Asked how to make western psychologists better acquainted with the ancient Indian understanding of the workings of the mind and emotions, His Holiness mentioned the work being done by the Mind & Life Institute over the last 30 years to come to terms with the Buddhist explanation of six primary minds and 51 mental factors. He made reference to the rigorous studies undertaken in Tibetan monasteries, and lately in nunneries too, based on the traditions of India’s Nalanda University.
Questioned about training in compassion, His Holiness was clear that the use of human intelligence is crucial. He recommended that programs for training teachers be based on scientific findings, common sense and common human experience.
With regard to teaching about gender equality His Holiness explained his view of human development and the historic emergence of a need for leadership for which the criterion was physical strength. This is what led to male dominance. Availability of education has restored a sense of equality and now a time has come when the leadership of women, who are more sensitized to the sufferings of others, is what we need. He speculated that if more of the nearly 200 countries in the world were led by women, the world would be a more peaceful place.
Finally, His Holiness noted that a lot of the problems we face arise because we get too caught up in secondary differences among us. He stressed the need to focus instead on the oneness of humanity.

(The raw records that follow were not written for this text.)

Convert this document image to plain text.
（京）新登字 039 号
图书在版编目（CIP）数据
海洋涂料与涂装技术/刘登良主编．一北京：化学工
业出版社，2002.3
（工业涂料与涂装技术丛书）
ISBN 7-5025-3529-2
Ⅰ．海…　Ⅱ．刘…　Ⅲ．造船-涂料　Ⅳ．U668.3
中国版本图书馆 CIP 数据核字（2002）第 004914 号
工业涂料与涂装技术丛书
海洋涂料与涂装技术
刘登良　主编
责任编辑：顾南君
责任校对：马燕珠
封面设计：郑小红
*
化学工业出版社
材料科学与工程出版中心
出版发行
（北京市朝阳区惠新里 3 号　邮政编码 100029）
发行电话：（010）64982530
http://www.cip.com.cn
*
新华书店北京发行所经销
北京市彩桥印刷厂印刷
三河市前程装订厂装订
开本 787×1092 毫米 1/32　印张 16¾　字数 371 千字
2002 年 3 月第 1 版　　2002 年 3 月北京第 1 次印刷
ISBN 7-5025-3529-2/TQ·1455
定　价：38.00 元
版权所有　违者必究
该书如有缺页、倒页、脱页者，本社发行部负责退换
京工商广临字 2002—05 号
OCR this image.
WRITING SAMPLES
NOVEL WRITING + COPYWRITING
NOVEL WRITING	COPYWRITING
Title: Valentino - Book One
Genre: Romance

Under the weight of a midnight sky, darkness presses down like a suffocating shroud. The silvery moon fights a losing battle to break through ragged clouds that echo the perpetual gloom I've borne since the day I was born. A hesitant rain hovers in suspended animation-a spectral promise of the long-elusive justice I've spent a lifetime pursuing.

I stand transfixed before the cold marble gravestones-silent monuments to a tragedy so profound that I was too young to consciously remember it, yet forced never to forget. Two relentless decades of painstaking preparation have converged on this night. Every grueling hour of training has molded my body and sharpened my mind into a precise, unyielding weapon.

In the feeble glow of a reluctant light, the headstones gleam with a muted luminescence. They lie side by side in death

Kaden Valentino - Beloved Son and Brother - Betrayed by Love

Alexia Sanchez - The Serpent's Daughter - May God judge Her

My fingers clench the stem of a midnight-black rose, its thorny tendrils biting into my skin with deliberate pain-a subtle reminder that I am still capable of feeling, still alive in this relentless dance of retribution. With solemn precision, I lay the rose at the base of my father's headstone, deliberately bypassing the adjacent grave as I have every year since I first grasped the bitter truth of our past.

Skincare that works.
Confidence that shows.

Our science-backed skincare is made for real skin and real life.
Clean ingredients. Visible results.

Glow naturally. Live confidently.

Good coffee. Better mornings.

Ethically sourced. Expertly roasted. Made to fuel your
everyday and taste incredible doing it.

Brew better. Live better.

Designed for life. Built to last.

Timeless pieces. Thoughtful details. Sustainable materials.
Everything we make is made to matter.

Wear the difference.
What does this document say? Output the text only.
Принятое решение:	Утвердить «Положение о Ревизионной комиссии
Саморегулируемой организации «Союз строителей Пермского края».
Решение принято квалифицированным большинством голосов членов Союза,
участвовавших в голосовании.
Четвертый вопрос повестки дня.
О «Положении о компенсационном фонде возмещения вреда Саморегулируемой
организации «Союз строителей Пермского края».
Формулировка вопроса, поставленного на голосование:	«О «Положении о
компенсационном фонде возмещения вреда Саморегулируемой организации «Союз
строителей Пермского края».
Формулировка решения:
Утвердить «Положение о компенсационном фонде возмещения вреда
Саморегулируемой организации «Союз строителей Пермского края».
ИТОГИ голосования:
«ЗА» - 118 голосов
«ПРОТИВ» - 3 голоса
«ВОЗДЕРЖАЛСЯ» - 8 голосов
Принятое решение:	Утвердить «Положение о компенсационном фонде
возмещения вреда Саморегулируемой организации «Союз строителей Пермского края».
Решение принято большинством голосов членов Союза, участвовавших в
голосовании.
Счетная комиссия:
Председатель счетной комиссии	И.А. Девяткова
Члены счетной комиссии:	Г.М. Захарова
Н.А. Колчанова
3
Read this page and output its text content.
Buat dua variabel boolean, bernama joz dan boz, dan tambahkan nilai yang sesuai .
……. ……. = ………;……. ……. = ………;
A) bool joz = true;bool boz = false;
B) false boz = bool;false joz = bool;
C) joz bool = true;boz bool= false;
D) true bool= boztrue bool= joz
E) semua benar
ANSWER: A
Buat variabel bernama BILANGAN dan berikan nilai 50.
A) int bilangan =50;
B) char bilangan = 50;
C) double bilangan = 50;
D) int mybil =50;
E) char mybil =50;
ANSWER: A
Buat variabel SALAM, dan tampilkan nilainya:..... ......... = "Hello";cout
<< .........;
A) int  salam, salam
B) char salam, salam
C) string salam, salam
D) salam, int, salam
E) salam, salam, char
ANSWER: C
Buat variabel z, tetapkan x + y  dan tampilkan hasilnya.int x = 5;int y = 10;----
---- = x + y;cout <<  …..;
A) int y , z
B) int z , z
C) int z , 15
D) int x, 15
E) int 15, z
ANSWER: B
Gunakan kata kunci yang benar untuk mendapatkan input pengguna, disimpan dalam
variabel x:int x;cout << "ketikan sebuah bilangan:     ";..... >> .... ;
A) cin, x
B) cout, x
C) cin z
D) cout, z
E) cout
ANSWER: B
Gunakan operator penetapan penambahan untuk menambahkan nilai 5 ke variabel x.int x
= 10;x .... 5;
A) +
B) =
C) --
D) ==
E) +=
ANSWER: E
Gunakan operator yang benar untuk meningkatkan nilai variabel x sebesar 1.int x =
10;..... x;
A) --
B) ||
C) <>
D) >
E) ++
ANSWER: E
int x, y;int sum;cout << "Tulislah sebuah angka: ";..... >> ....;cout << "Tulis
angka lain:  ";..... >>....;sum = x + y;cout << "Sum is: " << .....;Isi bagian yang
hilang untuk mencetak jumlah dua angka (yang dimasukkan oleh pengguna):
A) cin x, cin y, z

The morning event came to an end when Mary Kabati from Tanzania presented a gift to His Holiness on behalf of Children in Crossfire. As usual, His Holiness shook hands and interacted directly with several of the conference participants as he left the stage.
Meeting with Tibetans and supporters of the cause of Tibet after lunch, His Holiness reviewed the achievements of nearly 58 years in exile. He also recalled the original establishment of the Nalanda Tradition in Tibet after King Trisong Detsen had invited the erudite Shantarakshita to the Land of Snows. He encouraged his listeners always to be proud of being Tibetan and to take whatever opportunities they have to tell other people about Tibet. He assured them that following medical treatment a year ago he is fine and in good health. He admitted that his knees give him some trouble, but mentioned learning that this is something he shares with the Fifth Dalai Lama.
When the Tibetans and their friends gathered around him for photographs to be taken he again encouraged them to study and keep their use of the Tibetan language alive.
The sun was shining as His Holiness returned to his hotel. Tomorrow he will leave Derry to fly to Frankfurt, Germany.